First Dental Studio recognizes that optimal restorations result from collaborative relationships where laboratory expertise supplements clinical judgment rather than simply executing prescriptions.

The consultation service helps clinicians navigate complex cases where restoration selection remains unclear. Digital treatment planning visualizes different approaches. Material recommendations consider functional requirements. Preparation feedback prevents remakes. Provisional fabrication guides tissue management. These collaborative services improve outcomes while reducing chair time through predictable results.

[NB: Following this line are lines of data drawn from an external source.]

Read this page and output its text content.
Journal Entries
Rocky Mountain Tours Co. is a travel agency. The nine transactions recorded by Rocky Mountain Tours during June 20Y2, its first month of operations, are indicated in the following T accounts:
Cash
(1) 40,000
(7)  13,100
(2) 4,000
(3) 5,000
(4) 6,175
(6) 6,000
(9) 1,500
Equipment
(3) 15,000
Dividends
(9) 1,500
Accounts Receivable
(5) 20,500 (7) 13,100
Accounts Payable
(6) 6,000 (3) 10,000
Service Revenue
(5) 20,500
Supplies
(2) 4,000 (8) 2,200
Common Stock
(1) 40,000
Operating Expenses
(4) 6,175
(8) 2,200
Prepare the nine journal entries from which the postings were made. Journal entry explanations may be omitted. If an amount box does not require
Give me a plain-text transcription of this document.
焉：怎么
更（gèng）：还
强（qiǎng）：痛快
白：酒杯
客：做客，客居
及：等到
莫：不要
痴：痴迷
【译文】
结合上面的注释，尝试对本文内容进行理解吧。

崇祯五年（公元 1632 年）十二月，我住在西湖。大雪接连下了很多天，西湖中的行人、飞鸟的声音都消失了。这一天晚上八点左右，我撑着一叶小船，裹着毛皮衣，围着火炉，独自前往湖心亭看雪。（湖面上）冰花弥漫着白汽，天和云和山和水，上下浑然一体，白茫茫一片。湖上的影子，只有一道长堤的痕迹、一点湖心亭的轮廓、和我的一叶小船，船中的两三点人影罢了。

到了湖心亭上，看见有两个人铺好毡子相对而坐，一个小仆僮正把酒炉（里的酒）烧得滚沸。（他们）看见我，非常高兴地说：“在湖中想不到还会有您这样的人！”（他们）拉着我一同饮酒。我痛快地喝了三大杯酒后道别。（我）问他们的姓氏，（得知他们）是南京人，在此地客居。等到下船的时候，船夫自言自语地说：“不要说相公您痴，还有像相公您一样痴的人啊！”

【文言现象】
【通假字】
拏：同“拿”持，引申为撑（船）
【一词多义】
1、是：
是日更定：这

Case complexity support includes:

  1. Digital smile design collaboration
  2. Complex shade matching protocols
  3. Preparation evaluation and feedback
  4. Material selection consultation
  5. Occlusion and function planning
  6. Aesthetic preview temporaries

Educational initiatives keep referring doctors current with evolving materials and techniques. Lunch-and-learn sessions demonstrate new ceramics. Online resources provide preparation guides. Technical bulletins explain material properties. Case studies showcase successful approaches. This knowledge transfer strengthens partnerships while improving patient care through evidence-based restoration selection.

Predictable Delivery Systems

First Dental Studio’s systematic approach to case management ensures timely delivery while maintaining quality, with different protocols for veneers versus crowns reflecting their distinct requirements.

Veneer cases receive priority handling recognizing their aesthetic sensitivity and try-in requirements. Individual packaging prevents handling damage. Detailed seating instructions accompany each case. Try-in pastes enable shade verification. Bonding protocols specify cement selection. These veneer-specific processes acknowledge the precision required for successful delivery of minimal-preparation restorations.

Crown workflows accommodate the structural variations and preparation challenges common with full-coverage restorations. Digital design ensures passive seating despite preparation irregularities. Adjustable contacts facilitate insertion. Occlusal anatomy follows functional requirements. Interproximal contours support tissue health. These crown-specific refinements reduce adjustment time while ensuring longevity through proper engineering.

Turnaround optimization meets clinical scheduling demands:

  1. Single veneers: 5-7 working days
  2. Multiple veneers: 7-10 working days
  3. Single crowns: 5-7 working days
  4. Complex cases: 10-12 working days
  5. Rush service: 24-48 hours available

Clinical survival rates for properly selected and executed veneers reach 94-96% at 10 years and 85-90% at 15 years when bonded predominantly to enamel, while crowns demonstrate 89-92% survival at 10 years and 75-80% at 15 years, though these statistics vary dramatically based on substrate quality, patient factors, and technical execution. The apparent paradox of veneers outlasting crowns reflects selection bias—veneers placed on intact teeth with good enamel perform exceptionally, while crowns often restore compromised teeth with existing problems, making direct comparison misleading without considering initial tooth condition and proper case selection based on longitudinal clinical research.